Bütçe, oy çokluğu ile kabul edildi.
YILDIZ: TEŞVİK ALSAYDINIZ 700 MİLYON TL KAYNAĞIMIZ OLURDU
Bütçe görüşmeleri sırasında konuşan AK Parti Grup Başkan Vekili Hakan Yıldız, körfez kirliliği konusunda, “İzmir’in sorunlarını çözüm odaklı tartışalım. Kitapçıkları okumaya gayret gösteriyorum. Hedef ve performanslarda İZSU’nun içme suyu hat uzunlukları yıllar içinde düşüşe geçti. Körfezle ilgili bir çalıştay yaptılar. 7 ana başlığı var, 1’i körfez kirliliği 6’sı körfezdeki ulaşım. Bizim esas sorunumuz körfezdeki ulaşım mı? 7 yıl boyunca arıtma tesislerini iyileştiremedik, uygun hale getiremedik. Örnek olarak; biz bir ev yapıyoruz, imar durum belgesi almıyoruz, ruhsatımız yok, oturma iznimiz yok. Devraldığınız binaları kaçak durumda kullanmaya devam ediyorsunuz. Teşvik alabilmeniz için yasal olarak süreçleri tamamlamanız lazım. Bu sene ilk kez teşvik belgesi alacağız dediler. AK Parti Grubu’nun söylediklerini geçmiş İZSU yönetimi yapsaydı 700 milyon TL kaynağımız olurdu. Benim nezdimde sınıfta kaldınız. Tamamına teşvik belgesi alırsanız sizi takdir ederim” dedi.

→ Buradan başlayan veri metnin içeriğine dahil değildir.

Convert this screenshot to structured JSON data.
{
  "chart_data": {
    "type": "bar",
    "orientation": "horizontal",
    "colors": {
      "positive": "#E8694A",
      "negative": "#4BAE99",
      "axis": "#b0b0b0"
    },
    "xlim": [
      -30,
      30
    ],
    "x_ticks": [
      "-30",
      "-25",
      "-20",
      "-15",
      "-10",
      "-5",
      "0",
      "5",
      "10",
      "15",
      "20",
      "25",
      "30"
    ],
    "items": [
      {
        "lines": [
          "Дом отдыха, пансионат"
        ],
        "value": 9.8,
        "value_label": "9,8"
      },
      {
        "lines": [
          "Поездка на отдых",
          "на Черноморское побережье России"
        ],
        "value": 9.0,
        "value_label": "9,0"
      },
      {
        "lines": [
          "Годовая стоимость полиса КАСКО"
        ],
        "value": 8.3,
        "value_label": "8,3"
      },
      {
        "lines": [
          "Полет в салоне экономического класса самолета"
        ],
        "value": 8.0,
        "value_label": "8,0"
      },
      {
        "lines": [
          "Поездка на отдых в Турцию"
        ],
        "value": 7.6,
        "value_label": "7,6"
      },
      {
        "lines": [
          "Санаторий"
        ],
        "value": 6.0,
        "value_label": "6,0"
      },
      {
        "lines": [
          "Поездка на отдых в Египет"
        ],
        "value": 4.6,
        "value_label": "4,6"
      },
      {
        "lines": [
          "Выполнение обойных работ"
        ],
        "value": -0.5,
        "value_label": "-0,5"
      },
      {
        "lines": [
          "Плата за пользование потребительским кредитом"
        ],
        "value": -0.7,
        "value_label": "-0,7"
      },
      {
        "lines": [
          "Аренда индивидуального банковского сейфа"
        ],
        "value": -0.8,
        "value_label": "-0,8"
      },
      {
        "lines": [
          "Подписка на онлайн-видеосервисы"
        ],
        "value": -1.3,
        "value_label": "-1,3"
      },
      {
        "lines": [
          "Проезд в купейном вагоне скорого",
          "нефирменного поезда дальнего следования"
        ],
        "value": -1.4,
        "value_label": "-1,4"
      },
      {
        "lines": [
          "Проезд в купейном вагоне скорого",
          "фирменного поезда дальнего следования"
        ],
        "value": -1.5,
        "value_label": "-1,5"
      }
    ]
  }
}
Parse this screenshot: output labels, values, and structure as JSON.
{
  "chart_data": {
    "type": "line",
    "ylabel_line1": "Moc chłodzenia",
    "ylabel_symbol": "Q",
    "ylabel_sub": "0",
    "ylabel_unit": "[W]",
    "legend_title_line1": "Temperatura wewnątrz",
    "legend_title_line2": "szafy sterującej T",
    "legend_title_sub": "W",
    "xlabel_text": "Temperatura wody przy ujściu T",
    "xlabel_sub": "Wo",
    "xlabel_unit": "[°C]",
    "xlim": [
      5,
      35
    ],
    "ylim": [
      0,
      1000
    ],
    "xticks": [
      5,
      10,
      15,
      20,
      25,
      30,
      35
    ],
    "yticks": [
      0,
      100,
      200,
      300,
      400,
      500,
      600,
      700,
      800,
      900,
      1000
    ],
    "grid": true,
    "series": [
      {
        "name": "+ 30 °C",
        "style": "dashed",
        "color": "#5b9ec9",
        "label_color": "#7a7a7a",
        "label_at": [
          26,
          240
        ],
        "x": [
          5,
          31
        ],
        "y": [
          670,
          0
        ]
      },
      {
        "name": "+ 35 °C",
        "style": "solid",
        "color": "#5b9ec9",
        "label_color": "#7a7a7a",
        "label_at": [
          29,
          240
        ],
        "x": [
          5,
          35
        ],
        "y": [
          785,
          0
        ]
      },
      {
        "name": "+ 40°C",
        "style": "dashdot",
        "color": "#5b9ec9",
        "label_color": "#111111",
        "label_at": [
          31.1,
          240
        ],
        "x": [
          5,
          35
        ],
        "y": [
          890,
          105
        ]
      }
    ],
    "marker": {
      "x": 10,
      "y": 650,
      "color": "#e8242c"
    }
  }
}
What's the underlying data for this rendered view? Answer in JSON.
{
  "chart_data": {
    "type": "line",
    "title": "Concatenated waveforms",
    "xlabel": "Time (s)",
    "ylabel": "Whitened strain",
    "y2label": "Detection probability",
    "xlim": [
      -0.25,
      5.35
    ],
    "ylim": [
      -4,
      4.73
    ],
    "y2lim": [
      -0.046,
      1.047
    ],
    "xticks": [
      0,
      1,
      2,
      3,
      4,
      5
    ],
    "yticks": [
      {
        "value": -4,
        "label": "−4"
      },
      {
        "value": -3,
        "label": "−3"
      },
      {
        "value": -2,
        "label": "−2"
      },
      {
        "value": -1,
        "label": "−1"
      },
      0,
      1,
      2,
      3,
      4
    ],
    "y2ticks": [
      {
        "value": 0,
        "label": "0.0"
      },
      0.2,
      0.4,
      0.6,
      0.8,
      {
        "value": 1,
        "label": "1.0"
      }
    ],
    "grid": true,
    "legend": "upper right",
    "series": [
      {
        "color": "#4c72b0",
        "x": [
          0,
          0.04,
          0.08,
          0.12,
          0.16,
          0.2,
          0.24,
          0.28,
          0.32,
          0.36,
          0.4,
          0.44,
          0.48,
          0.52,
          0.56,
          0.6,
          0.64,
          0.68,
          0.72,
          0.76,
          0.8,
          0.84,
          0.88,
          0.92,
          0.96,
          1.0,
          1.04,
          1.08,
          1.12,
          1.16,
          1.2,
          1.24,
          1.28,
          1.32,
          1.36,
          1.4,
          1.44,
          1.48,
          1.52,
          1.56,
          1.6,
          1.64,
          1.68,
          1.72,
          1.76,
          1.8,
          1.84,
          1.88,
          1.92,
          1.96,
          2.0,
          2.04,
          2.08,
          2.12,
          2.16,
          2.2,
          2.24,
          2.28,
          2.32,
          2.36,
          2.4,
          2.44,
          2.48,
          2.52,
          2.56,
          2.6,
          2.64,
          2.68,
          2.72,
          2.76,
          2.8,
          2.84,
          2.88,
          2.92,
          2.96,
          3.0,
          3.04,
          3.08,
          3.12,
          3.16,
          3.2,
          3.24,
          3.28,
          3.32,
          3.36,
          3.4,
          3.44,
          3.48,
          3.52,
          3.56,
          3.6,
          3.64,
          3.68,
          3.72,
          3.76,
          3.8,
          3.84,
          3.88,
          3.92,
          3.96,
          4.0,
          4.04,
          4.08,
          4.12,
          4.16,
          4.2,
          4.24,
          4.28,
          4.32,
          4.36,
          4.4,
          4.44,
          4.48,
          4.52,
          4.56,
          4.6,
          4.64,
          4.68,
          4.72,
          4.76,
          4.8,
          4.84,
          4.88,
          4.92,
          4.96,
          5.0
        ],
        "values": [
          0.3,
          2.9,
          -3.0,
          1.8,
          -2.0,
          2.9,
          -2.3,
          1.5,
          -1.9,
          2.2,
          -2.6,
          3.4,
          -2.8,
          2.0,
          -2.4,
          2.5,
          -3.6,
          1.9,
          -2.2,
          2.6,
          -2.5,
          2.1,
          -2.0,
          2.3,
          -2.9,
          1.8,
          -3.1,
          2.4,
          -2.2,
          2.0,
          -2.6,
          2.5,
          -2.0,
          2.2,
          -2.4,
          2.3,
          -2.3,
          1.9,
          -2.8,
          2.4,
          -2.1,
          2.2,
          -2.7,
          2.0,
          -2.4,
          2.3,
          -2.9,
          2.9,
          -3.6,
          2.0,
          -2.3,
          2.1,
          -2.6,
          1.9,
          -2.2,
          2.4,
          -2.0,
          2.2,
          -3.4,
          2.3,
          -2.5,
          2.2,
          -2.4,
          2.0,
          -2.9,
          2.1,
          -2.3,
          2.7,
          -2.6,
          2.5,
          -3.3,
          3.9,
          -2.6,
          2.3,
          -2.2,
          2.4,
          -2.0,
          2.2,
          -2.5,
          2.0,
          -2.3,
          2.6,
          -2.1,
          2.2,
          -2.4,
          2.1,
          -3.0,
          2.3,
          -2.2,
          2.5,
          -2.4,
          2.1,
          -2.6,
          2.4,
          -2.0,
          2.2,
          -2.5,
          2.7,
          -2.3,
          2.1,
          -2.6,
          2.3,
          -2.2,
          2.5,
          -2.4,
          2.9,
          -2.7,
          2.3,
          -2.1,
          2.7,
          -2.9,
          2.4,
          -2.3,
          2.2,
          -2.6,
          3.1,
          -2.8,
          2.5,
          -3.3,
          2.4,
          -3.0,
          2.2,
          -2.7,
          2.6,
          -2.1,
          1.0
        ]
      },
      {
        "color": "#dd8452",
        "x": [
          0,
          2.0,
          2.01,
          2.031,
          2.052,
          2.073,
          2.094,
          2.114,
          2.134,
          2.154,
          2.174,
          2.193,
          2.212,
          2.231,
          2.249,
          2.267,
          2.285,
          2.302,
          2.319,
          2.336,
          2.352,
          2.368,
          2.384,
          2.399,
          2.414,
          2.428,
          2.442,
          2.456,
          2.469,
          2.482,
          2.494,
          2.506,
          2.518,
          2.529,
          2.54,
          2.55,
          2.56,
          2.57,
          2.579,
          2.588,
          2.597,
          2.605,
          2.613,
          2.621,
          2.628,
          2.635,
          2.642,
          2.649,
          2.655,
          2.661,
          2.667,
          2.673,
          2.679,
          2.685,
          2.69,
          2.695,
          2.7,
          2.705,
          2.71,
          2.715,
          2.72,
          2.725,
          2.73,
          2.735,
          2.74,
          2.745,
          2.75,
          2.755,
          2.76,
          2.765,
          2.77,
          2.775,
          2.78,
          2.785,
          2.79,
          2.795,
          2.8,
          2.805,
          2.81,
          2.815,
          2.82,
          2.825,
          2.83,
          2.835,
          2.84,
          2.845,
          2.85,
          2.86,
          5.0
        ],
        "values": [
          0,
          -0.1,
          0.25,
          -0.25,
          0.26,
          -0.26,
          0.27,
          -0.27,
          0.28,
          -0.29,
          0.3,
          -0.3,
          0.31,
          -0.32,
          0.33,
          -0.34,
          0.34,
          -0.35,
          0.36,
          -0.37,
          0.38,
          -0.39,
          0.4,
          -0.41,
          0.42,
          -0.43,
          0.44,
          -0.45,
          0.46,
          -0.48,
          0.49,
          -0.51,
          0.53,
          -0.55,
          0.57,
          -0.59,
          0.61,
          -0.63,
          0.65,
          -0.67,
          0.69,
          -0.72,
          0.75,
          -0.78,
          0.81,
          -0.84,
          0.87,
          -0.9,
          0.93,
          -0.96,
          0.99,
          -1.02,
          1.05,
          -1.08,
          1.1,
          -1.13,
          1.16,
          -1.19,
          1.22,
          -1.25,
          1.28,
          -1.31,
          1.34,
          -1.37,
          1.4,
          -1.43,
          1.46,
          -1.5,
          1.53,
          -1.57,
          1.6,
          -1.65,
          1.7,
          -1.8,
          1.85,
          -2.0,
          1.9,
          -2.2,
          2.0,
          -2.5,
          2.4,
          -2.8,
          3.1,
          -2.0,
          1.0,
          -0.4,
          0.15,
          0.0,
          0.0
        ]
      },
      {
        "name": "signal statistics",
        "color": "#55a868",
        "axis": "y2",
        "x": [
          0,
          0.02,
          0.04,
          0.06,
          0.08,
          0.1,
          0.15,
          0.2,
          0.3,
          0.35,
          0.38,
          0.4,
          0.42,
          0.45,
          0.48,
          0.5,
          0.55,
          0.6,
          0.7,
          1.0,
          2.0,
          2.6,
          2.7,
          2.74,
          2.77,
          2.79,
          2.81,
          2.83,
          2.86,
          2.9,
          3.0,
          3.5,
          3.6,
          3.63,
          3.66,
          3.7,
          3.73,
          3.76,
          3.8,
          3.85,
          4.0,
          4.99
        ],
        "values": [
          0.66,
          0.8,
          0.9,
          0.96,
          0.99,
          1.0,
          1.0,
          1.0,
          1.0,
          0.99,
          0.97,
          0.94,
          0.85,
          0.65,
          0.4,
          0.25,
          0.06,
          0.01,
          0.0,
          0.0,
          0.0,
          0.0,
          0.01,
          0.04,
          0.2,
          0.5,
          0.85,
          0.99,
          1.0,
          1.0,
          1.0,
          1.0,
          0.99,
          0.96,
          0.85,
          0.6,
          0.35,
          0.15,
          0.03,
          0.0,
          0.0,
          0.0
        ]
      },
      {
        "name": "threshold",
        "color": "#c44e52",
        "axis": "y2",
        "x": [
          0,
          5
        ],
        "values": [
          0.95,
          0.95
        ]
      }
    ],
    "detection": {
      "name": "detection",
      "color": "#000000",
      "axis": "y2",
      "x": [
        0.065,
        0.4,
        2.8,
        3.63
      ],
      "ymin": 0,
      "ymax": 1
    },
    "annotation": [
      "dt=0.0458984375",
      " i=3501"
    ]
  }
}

‘KOCAELİ HİKAYESİNİ ARTIK KENARA PARK EDİN’
CHP’li üyelerin İzmir Körfezi’ni İzmit Körfezi ile kıyaslamasına tepki gösteren Yıldız, “Kocaeli konusunu açalım. Merkezi hükümet İzmir’i temizlemiyor dediniz. Kanunda görevin ve sorumluluğun İZSU’da olduğu yazıyor. Açık ve net kirleten öder der. Körfezi kirleteni görevden mi alacağız dediler, Tugay’ı alın görevden alın alabiliyorsanız. Görev sorumlusu İzmir Büyükşehir Belediyesi’nde. Doğrulardan konuşalım, algıları bırakalım. Kocaeli Belediyesi’nin 23 tane atıksu tesisi var. İzmir’deki 64 adet tesis İzmir nüfusunun suyunun hepsini işletemiyor. Kocaeli’de tesislerin hepsi nüfusun hepsini sağlıyor. 13 tane OSB’sinin hepsinde arıtma tesisi var. Biz daha yürüyoruz, onlar oraya varmış. Kocaeli’ne ayrılan kaynak 2,5 milyar TL. Belediyenin katkısı 800 milyon TL. Sanayicilerin katkısıyla 1,5 milyara düşüyor. Biraz önce yağmur suyu ayrıştırma yapıyoruz diyorlar. Dünya Bankası kredisini en iyi takip eden benim. 110 milyon Euro 5,5 milyar TL eder. Kocaeli hikayesini kenara park edin. Bu krediyi büyük kanal projesine harcayın diye verdik, sistemi doğru kursaydınız körfeze giderdi bu para. Bu parayı kullanamadınız. Aldığınız parayı kullanamıyorsunuz. 60 milyon Euro’sunu hala kullanamadınız bu paranın. Yapılması gereken işleri yapmadınız, hükümet yapması gereken işleri yapmış. 5,5 milyar kaynak getirdik. Torbalı’da Fetrah Çayı var. Torbalı’da sanayi atıklarını arıtmak için tesis yaptınız. Torbalı’daki tesisin bağlantısı oluşmamış ki kirlilik hali devam ediyor” ifadelerini kullandı.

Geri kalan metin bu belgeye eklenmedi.